Dr Michael Flexer will be working with local theatre company Four of Swords, Dr Pip Thornton and voice hearers from the Bridge Collective in Exeter. Building on work by Four of Swords producers Philip Kingslan John and Sarah White, this theatre workshop project brings together creative practitioners, mental health researchers and clinicians, digital geographers, and people with lived experience to explore how structures of power, language and technology can madden us.

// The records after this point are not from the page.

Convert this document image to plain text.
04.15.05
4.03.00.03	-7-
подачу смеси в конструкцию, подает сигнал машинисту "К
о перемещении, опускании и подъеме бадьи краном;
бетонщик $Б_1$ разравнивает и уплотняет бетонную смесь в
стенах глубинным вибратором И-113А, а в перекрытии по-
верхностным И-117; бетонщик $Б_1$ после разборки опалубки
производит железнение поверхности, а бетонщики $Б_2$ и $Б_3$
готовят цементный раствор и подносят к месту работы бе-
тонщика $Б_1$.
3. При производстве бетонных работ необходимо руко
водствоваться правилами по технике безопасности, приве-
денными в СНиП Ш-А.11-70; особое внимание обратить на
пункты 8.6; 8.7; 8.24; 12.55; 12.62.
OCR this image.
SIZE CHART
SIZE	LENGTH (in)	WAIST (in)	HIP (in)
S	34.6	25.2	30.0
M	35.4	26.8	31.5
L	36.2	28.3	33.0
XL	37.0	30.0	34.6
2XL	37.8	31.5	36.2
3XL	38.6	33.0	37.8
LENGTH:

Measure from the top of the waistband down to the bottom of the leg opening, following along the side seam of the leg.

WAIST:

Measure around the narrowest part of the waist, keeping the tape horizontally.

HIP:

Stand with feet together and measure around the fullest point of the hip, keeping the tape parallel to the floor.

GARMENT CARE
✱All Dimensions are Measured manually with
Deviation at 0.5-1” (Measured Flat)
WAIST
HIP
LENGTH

This project begins through engagement, with the aim of learning with and from young people how to work well together as equals on research projects that involve young people and are of interest to them. Drawing upon existing involvement practices as well as their experience in undertaking engaged research across different disciplines, the research want to co-create a young person’s advisory group (YPAG) to support engaged research about young people within the university. The team brings together researchers – Camilla Forbes, Professor Helen Berry, Professor Stacey Hynd and Professor Katrina Wyatt – with two young people local to Devon – Amy and Karissa – and teacher Nic Perrott.
Dr Cordelia Freeman will be working with Dr Sandra Rodríguez, an anthropologist based in Peru, and WCCEH PhD researcher Juanita Navarro Paez on this one-year, engaged research project working with rural communities in Cajamarca, Peru, to combat shame and stigma around fertility and reproduction. Picturing Reproductive Lives is an art-based project where the team will work with local women in Cajamarca to create a graphic novel and a children’s educational book to empower them to talk about their own reproductive experiences and emotions and to address health inequalities in future generations.
Dr Sam Wilkinson will be partnering with SPACE Youth Services – a local charity and public service mutual – to closely examine and analyse the way in which young people conceptualise ‘mental health.’ This innovative project – using podcasting and other creative methodologies – will encourage critical and imaginative thought on the part of young people, youth workers, and policymakers, surrounding issues of mental health and wellbeing.